Bu yirmi söyleşi, Althusser’in çalışma koşullarını, insan ve düşünür olarak kişiliğini ve farklılığını anlamamıza imkân veriyor; ayrıca Fransa’da 1950, 1960 ve 1970’li yılların entelektüel ve siyasal çevrelerini meydana getiren ve şekillendiren düşüncelerin sağlam bir fotoğrafını çekiyor.

Lasowski’nin bu kitap için söyleşi yaptığı isimler şöyle:

Alain Badiou, Étienne Balibar, Olivier Bloch, Régis Debray, Yves Duroux, Maurice Godelier, Dominique Lecourt, Jean-Pierre Lefebvre, Bernard-Henri Lévy, Pierre Macherey, Jacques-Alain Miller, Jean-Claude Milner, Antonio Negri, Jacques Rancière, François Regnault, Philippe Sollers, Emmanuel Terray, André Tosel, André Tubeuf ve Yves Vargas.

  • Künye: Aliocha Wald Lasowski – Althusser ve Biz, çeviren: Ayşe Meral, İletişim Yayınları, felsefe, 256 sayfa, 2019

Constantin von Barloewen – Bilgiler Kitabı (2011)

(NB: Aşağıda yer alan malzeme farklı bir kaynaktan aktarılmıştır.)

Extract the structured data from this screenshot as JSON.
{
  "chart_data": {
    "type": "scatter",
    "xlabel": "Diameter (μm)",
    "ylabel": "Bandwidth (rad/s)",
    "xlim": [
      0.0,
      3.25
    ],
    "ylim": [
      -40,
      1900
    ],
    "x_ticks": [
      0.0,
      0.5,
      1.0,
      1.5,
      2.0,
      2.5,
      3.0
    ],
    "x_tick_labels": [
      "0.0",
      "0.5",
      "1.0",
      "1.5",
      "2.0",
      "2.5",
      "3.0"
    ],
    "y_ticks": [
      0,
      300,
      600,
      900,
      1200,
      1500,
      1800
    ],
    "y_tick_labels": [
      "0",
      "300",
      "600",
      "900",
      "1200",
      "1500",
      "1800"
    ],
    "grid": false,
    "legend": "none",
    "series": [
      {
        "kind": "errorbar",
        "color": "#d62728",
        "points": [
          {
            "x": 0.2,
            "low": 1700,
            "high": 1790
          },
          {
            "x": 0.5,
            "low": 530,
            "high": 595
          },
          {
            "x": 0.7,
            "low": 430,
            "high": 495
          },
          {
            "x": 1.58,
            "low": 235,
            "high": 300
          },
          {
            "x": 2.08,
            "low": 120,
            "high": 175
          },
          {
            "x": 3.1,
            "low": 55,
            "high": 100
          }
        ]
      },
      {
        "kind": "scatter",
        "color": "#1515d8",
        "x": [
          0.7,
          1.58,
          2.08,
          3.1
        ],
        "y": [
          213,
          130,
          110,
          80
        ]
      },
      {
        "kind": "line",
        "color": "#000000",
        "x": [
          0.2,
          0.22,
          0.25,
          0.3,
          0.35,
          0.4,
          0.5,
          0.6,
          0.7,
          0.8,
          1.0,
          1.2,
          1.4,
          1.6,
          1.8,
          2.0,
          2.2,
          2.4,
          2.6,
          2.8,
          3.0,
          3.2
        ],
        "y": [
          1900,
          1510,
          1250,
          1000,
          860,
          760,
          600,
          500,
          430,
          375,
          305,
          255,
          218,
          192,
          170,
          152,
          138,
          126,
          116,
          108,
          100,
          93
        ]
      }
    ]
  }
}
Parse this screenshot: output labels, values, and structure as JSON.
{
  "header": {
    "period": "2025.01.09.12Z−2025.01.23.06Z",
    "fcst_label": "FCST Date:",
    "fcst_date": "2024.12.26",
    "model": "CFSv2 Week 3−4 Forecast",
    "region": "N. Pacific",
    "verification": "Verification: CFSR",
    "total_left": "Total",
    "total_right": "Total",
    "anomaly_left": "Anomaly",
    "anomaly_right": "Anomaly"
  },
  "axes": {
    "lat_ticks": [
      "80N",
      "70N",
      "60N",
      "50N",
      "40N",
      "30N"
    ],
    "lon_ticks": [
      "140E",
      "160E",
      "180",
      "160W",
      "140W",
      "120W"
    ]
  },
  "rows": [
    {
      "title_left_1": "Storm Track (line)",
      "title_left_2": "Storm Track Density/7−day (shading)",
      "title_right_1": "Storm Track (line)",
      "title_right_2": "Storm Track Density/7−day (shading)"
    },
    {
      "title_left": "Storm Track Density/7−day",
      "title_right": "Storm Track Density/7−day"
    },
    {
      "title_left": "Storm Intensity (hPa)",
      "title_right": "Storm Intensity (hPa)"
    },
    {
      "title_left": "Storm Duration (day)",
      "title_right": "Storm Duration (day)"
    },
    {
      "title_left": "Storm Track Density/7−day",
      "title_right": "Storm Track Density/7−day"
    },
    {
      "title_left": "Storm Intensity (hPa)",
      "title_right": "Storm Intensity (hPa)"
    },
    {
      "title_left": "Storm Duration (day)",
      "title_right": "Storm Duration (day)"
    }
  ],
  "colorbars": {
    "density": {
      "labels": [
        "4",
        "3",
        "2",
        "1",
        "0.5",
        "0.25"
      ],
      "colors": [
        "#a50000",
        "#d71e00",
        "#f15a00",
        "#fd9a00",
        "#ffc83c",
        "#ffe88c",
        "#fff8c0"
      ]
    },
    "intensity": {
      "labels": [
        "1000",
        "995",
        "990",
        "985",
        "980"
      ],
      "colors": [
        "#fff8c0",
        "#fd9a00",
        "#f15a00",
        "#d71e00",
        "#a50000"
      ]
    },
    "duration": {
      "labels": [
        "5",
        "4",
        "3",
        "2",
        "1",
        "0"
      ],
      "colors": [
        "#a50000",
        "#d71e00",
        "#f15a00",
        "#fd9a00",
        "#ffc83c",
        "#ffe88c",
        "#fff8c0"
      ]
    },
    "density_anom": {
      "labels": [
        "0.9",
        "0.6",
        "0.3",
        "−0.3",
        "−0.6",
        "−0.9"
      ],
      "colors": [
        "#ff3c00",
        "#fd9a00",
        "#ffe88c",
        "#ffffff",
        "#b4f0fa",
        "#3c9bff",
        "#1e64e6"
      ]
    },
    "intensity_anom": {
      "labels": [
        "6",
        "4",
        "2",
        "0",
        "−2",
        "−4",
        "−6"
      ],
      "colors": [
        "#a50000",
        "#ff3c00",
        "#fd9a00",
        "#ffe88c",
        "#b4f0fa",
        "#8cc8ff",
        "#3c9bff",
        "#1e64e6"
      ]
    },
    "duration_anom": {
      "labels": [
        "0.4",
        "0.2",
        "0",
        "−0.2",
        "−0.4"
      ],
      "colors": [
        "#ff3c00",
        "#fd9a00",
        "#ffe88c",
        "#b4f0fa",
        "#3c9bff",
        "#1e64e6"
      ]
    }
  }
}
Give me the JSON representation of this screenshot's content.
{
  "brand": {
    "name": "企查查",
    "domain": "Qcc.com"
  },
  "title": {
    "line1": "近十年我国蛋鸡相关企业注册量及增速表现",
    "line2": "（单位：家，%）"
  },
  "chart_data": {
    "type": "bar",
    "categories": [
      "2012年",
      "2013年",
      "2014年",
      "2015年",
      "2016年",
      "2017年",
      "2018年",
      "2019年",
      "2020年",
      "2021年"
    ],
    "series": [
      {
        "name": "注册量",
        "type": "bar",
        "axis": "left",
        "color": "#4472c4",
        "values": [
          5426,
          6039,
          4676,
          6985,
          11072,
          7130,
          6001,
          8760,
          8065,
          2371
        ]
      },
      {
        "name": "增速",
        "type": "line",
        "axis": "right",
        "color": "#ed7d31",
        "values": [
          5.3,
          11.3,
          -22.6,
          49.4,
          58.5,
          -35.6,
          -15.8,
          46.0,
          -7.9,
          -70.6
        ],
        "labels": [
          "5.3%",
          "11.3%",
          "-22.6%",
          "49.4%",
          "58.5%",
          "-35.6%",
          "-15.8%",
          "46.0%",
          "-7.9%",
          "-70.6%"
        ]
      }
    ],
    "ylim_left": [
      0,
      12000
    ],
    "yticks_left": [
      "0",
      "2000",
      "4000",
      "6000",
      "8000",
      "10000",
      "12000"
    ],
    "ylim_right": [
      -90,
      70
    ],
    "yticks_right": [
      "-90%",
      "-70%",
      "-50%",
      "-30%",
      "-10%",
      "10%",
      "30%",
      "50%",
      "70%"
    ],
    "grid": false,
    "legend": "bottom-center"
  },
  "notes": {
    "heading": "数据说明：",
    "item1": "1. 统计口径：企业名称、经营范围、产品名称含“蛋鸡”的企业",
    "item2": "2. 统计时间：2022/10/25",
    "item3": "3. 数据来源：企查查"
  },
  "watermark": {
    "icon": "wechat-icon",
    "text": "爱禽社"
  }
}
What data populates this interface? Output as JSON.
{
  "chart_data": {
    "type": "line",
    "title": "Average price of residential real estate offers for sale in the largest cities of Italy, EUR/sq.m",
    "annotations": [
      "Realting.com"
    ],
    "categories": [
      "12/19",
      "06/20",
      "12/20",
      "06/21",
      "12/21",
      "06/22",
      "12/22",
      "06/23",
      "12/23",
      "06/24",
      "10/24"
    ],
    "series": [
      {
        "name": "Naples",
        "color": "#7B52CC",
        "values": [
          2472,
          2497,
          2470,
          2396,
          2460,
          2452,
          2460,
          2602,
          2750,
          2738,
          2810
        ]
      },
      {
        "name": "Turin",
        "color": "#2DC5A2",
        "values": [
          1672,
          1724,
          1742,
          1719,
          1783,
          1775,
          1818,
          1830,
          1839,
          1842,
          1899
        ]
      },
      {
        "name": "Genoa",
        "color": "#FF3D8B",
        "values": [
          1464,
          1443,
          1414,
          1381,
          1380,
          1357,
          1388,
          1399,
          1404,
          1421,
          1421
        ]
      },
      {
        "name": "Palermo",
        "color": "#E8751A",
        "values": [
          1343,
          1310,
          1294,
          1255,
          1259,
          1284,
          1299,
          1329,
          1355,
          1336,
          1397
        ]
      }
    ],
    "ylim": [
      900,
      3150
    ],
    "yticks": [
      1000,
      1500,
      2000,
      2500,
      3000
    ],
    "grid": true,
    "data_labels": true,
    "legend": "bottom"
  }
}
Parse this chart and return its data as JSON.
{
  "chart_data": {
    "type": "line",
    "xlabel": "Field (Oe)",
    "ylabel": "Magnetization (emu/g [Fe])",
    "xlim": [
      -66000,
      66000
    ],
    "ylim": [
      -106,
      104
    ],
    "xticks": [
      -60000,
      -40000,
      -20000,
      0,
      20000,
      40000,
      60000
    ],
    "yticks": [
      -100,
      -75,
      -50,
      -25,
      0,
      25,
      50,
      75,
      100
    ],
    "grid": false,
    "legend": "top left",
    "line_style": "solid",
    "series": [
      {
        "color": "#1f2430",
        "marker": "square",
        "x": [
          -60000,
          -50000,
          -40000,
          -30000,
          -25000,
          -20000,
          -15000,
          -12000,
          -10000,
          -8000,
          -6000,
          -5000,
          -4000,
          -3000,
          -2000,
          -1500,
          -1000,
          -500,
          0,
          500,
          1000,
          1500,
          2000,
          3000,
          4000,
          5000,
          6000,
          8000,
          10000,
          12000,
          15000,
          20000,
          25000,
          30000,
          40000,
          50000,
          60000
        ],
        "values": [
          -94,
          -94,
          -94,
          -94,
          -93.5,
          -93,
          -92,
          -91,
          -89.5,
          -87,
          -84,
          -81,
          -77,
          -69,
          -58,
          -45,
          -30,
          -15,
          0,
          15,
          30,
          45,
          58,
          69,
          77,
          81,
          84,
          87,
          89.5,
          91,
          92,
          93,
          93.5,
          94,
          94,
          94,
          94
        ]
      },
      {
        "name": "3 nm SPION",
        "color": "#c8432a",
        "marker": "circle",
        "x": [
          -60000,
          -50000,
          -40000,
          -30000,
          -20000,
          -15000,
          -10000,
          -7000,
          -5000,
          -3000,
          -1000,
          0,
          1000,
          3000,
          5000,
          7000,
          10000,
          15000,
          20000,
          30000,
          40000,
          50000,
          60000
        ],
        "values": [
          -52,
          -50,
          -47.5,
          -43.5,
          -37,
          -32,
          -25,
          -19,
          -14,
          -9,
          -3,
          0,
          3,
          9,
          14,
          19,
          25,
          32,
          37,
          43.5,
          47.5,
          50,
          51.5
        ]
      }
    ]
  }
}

  • BİLGİLER KİTABI, Constantin von Barloewen, çeviren: Işık Ergüden, Aylak Kitap, söyleşi, 400 sayfa

 

‘Bilgiler Kitabı’, sanat, edebiyat, dinsel ve kültürel bilimler, antropoloji, doğa bilimleri ve müzik gibi alanlarda iz bırakmış aktörlerle yapılmış söyleşilerden oluşuyor. Kitaba, aralarında Adonis, Boutros Boutros Ghali, Régis Debray, Carlos Fuentes, Nadine Gordimer, Stephen Jay Gould, Samuel Huntington, Julia Kristeva, Claude Lévi-Strauss, Yehudi Menuhin, Amos Oz, Arthur Schlesinger, Tu Wei-Ming, Paul Virilio ve Elie Wiesel gibi isimler katkıda bulunmuş. Çalışma, bu söyleşiler aracılığıyla, yirmi birinci yüzyılın entelektüel bir panoramasını ortaya koyduğu kadar, günümüz sorunlarına getirdiği çözüm önerileriyle de dikkat çekiyor.